Single by Juanes

from the album La Vida... Es Un Ratico
- Released: 17 December 2007
- Recorded: 2007
- Genre: Latin, rock en español
- Length: 3:13
- Label: Universal
- Songwriter: Juanes
- Producer: Gustavo Santaolalla

Juanes singles chronology
| "Me Enamora" (2007) | "Gotas de Agua Dulce" (2007) | "Tres" (2008) |

= Gotas de Agua Dulce =

"Gotas de Agua Dulce" (Eng.: Drops of Fresh Water) is the title of the second single released by Juanes from his fourth studio album La Vida... Es Un Ratico.

==Chart performance==
The track debuted in the United States Billboard Hot Latin Tracks chart at number 33 on 19 January 2008, and in the week of 23 February 2008, the single peaked at number 1, dethroning his own single "Me Enamora" which spent 20 non-consecutive weeks at the summit.

In Mexico, a preloaded bundle of audio and video tracks including "Me Enamora", "La Vida Es Un Ratico", "Gotas de Agua Dulce" and "Webisode" was certified 2×Platinum+Gold by Asociación Mexicana de Productores de Fonogramas y Videogramas (AMPROFON) for selling 250,000 units.
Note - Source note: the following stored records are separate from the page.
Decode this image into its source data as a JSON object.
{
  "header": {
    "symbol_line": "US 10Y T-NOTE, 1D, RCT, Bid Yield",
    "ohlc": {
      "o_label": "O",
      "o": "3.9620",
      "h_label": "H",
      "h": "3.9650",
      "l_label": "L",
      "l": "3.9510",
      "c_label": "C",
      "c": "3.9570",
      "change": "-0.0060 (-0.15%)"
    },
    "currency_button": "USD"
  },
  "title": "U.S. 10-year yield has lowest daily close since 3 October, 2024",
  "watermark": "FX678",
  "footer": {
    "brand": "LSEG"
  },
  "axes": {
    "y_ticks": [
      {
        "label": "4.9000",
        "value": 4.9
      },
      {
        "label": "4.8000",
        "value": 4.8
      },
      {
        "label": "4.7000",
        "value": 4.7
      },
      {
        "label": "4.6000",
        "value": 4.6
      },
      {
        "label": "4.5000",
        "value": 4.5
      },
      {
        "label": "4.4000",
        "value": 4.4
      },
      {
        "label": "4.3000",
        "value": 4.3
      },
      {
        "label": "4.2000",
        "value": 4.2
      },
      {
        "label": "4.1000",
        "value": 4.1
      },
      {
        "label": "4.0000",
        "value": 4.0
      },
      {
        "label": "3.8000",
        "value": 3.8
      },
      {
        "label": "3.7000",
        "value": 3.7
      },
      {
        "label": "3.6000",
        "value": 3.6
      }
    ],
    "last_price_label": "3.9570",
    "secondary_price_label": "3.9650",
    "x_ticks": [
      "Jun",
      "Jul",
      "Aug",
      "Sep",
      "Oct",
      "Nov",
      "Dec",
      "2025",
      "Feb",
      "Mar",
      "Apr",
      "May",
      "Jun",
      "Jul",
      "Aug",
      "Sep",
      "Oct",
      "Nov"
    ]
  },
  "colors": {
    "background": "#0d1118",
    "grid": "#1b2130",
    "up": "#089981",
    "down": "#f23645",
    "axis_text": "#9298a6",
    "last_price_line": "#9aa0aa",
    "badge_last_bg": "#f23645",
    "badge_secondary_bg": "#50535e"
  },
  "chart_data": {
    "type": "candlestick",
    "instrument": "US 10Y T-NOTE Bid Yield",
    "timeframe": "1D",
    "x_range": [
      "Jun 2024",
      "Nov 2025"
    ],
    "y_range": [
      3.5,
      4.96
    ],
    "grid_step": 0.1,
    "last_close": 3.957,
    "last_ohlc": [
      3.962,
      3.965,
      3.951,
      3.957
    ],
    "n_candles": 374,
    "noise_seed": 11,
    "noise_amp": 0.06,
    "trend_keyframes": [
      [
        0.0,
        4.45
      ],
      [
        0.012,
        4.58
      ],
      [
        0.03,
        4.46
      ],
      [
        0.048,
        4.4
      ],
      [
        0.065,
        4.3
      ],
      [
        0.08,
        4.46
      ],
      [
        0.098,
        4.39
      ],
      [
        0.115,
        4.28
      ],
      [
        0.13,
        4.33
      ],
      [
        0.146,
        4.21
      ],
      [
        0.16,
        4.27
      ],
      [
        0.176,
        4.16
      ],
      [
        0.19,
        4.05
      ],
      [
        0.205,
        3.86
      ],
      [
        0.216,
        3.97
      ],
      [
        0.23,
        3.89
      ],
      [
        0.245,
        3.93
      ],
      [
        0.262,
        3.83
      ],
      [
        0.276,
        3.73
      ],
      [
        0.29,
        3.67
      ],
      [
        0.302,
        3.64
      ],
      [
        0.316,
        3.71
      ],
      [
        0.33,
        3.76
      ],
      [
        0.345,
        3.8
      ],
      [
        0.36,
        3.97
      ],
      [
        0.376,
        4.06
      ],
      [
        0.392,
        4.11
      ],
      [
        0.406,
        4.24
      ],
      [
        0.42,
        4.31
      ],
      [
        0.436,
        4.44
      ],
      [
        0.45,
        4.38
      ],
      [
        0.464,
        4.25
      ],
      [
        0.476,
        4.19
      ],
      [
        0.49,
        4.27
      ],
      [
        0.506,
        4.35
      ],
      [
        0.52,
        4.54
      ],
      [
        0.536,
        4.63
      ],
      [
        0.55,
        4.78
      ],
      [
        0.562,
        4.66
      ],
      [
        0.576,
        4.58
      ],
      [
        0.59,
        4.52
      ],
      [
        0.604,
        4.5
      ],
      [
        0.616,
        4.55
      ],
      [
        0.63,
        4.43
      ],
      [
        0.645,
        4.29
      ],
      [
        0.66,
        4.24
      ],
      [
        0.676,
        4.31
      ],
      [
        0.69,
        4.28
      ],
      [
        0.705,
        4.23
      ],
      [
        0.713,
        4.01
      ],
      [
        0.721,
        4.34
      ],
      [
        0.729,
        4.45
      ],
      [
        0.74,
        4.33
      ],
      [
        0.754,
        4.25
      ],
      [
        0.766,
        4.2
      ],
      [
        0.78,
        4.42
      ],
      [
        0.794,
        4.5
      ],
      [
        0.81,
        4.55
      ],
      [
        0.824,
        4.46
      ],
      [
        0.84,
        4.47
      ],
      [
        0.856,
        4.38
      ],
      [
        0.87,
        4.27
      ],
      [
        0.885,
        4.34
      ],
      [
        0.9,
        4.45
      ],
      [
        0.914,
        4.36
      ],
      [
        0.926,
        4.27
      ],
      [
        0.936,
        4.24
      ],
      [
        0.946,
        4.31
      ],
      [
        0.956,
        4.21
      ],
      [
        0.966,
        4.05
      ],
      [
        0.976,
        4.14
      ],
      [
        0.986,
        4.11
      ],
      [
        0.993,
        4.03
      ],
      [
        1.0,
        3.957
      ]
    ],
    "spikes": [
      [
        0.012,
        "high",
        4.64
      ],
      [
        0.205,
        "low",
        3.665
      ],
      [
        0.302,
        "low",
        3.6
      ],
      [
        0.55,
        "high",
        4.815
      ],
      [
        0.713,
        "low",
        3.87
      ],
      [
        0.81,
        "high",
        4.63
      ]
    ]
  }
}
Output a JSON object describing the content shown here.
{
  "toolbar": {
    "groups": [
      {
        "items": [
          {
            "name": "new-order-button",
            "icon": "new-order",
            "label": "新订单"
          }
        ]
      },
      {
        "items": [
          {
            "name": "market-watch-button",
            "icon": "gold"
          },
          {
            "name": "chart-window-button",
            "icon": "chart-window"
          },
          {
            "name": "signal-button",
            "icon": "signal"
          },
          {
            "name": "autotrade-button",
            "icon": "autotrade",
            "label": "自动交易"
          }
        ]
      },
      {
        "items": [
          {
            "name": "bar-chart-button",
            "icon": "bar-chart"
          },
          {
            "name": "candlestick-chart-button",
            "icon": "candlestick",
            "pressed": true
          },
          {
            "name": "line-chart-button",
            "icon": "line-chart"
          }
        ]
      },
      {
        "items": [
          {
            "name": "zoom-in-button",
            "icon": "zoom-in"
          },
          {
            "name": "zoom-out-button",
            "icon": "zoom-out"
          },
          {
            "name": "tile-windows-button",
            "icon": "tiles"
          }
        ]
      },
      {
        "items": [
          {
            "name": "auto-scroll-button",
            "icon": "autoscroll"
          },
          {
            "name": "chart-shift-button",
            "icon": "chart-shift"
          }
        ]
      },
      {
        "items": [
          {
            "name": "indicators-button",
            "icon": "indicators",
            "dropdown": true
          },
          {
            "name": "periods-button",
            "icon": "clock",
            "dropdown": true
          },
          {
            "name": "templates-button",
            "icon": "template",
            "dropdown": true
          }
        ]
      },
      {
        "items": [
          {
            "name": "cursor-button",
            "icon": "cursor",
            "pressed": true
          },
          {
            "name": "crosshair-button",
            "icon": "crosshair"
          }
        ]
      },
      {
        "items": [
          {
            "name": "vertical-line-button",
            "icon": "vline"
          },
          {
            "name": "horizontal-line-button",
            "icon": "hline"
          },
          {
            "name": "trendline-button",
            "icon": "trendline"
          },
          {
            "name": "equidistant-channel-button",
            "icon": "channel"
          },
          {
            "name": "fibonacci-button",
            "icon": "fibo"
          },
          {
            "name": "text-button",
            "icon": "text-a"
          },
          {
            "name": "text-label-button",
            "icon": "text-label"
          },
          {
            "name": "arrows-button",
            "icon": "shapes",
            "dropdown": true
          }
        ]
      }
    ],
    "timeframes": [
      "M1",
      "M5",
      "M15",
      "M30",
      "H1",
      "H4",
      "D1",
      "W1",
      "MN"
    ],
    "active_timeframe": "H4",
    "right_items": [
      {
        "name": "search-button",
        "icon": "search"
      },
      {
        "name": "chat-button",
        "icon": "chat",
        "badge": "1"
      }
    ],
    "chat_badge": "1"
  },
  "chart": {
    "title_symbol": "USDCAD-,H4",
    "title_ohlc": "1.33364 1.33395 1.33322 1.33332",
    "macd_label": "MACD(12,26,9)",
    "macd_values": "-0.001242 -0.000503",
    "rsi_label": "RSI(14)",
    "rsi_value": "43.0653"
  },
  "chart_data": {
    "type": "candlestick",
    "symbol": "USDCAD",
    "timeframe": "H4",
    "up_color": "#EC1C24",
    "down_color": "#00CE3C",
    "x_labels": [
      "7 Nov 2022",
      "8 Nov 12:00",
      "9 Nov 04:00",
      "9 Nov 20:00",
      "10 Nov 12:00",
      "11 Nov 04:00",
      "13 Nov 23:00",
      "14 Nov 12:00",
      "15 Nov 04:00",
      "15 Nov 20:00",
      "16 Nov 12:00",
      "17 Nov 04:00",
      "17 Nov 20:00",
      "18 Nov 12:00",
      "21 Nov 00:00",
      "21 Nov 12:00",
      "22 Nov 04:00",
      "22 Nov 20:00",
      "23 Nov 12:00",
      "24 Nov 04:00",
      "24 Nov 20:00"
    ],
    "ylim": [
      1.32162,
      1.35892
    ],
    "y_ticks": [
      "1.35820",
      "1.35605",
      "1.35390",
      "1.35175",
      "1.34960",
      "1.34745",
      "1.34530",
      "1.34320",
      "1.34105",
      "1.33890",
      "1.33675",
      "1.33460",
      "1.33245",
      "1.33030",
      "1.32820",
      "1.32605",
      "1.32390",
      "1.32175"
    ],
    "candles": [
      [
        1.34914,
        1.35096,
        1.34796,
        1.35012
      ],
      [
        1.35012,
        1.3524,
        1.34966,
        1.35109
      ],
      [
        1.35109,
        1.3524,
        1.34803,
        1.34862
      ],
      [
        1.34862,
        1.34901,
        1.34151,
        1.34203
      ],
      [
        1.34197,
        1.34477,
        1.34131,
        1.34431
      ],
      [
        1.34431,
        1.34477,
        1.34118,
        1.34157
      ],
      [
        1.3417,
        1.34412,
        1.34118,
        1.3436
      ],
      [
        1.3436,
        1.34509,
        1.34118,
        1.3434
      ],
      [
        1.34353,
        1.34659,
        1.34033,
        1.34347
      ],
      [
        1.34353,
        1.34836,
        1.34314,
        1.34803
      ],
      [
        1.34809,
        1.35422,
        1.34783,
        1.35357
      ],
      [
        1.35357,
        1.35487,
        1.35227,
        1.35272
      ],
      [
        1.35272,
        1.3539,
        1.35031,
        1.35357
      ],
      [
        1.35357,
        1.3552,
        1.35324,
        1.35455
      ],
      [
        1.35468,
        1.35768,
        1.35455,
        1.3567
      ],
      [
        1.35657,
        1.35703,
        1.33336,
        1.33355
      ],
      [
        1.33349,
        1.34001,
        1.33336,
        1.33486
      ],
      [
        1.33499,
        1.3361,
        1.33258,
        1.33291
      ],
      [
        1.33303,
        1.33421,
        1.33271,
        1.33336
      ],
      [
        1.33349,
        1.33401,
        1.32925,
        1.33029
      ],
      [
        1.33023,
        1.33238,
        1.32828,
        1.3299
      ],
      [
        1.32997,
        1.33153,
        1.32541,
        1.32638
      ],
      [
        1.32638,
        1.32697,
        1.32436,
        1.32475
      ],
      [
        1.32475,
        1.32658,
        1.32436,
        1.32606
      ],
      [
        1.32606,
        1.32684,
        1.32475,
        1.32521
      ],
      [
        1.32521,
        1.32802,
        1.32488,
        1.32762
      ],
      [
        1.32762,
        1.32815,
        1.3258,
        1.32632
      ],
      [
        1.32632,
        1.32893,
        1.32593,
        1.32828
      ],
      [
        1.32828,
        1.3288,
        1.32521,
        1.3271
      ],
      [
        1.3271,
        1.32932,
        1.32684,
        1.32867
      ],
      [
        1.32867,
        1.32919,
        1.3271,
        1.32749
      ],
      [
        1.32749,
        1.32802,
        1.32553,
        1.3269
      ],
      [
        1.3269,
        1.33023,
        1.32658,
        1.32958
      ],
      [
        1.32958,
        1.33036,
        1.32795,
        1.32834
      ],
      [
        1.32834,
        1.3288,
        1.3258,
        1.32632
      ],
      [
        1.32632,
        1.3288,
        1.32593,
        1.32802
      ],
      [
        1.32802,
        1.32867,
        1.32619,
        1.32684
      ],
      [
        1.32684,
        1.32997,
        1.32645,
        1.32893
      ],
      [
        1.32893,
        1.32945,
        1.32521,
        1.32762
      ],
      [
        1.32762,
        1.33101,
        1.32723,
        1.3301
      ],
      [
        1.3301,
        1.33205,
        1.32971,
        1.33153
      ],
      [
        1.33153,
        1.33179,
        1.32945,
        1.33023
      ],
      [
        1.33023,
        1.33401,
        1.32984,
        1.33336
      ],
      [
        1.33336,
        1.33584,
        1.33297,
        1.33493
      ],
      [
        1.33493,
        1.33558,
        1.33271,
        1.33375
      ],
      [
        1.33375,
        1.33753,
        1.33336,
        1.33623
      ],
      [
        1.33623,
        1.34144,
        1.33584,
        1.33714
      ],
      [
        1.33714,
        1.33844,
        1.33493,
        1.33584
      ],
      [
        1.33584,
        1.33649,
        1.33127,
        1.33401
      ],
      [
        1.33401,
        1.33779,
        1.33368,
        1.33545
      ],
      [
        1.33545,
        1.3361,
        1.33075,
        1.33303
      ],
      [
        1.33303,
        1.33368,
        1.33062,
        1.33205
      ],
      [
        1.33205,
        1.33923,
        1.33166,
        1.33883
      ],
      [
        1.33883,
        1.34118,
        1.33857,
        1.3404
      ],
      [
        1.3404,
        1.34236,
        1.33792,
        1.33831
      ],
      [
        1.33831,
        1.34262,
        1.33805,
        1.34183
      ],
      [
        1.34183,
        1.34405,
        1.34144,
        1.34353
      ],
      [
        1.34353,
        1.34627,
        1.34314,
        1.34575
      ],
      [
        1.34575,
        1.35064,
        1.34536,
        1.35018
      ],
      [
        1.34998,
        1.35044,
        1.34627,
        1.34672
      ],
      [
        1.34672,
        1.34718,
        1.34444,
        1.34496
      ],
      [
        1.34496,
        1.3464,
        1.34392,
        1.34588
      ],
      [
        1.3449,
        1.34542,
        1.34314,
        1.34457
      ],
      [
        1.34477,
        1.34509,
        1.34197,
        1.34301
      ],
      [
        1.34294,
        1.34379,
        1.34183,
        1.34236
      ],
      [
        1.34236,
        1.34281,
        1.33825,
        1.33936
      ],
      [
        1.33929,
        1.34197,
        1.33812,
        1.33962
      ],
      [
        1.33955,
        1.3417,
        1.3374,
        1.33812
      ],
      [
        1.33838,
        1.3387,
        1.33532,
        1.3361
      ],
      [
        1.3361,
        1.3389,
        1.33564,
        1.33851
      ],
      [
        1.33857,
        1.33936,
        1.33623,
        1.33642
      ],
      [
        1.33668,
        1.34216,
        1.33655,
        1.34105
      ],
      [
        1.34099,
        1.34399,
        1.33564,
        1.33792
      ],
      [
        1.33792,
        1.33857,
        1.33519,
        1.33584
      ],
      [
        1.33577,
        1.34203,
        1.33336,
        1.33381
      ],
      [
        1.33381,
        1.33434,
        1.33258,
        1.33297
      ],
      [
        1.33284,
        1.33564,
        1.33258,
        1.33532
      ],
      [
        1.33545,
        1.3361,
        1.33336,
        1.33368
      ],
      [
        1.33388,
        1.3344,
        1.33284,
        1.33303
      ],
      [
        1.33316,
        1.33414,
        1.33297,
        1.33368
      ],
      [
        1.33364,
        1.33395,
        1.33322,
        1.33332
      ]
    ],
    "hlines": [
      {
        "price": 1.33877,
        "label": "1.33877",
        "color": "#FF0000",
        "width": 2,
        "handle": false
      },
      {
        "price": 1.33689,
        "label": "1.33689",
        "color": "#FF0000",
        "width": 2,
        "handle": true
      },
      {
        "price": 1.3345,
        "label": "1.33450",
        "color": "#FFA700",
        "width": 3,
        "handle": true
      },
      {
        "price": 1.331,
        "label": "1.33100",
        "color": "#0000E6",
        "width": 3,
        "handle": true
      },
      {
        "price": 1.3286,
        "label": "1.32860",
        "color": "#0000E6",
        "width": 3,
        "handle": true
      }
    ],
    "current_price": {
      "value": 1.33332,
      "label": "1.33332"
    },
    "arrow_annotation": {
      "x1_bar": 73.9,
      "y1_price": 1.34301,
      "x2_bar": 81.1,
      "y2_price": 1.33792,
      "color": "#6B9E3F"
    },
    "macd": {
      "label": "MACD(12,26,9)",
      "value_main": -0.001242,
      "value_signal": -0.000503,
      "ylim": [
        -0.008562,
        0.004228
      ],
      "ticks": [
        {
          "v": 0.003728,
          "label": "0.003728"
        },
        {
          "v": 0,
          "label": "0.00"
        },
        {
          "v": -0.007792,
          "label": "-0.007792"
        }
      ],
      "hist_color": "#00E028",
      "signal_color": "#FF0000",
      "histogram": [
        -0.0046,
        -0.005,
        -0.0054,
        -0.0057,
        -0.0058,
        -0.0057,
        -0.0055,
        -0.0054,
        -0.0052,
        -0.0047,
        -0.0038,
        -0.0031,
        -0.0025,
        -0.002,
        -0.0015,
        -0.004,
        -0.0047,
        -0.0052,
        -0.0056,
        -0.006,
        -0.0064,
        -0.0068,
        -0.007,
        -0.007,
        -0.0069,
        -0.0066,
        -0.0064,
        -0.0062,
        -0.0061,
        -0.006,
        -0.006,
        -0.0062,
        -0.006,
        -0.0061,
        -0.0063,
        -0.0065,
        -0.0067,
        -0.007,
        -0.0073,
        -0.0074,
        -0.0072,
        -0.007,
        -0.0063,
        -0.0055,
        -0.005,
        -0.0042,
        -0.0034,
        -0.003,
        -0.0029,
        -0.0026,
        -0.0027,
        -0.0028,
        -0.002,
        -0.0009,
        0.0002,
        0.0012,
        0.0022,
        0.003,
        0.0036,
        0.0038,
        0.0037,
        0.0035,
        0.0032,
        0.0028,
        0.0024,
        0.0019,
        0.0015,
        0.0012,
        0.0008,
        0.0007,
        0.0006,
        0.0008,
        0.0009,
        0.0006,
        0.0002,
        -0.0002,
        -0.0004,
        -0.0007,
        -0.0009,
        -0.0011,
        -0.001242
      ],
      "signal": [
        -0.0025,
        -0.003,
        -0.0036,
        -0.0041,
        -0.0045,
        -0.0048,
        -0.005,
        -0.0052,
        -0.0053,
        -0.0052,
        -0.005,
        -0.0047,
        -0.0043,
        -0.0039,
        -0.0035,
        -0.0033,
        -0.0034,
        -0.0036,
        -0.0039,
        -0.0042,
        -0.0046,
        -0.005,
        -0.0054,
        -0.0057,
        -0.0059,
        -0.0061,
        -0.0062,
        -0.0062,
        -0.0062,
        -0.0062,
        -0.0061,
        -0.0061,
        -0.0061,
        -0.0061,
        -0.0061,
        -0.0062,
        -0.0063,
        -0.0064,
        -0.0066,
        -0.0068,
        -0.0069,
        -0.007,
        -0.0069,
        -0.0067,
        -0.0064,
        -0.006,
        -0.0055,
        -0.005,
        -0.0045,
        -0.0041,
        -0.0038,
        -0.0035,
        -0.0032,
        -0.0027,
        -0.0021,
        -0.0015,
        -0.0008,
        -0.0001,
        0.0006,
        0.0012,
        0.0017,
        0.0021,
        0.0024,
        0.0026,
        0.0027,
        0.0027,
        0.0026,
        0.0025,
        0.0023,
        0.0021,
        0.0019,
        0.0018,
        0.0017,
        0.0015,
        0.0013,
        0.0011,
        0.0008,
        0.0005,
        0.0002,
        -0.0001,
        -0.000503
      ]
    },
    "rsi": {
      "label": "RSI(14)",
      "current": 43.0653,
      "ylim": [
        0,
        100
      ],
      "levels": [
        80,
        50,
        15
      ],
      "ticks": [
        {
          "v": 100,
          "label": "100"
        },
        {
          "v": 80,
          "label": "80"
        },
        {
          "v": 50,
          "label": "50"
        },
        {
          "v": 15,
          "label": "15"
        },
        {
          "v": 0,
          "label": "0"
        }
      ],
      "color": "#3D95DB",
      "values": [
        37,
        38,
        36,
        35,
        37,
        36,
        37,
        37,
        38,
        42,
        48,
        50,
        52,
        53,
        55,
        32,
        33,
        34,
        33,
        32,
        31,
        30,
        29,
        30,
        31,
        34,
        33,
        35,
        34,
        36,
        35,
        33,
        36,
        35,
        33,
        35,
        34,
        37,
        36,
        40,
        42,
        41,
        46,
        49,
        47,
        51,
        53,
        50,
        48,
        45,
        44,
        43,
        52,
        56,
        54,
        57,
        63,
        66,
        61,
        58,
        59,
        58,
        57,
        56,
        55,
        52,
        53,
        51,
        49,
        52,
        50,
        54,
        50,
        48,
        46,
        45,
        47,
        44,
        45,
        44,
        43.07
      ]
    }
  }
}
== Charts and certifications==

===Weekly charts===

| Chart (2008) | Peak position |
|---|---|
| Mexico (Monitor Latino) | 1 |
| Spain (PROMUSICAE) | 10 |
| US Bubbling Under Hot 100 (Billboard) | 2 |
| US Hot Latin Songs (Billboard) | 1 |
| US Latin Pop Airplay (Billboard) | 1 |
| US Latin Rhythm Airplay (Billboard) | 1 |
| US Tropical Airplay (Billboard) | 1 |
| Venezuela (Record Report) | 1 |
| Venezuela Pop Rock (Record Report) | 5 |

===Year-end charts===

| Chart (2008) | Position |
|---|---|
| Spain (PROMUSICAE) | 30 |

===Certifications===

| Region | Certification | Certified units/sales |
| Mexico (AMPROFON) Pre-loaded | 2× Platinum+Gold | 250,000^{*} |
| Spain (Promusicae) | Platinum | 20,000^{*} |
^{*} Sales figures based on certification alone.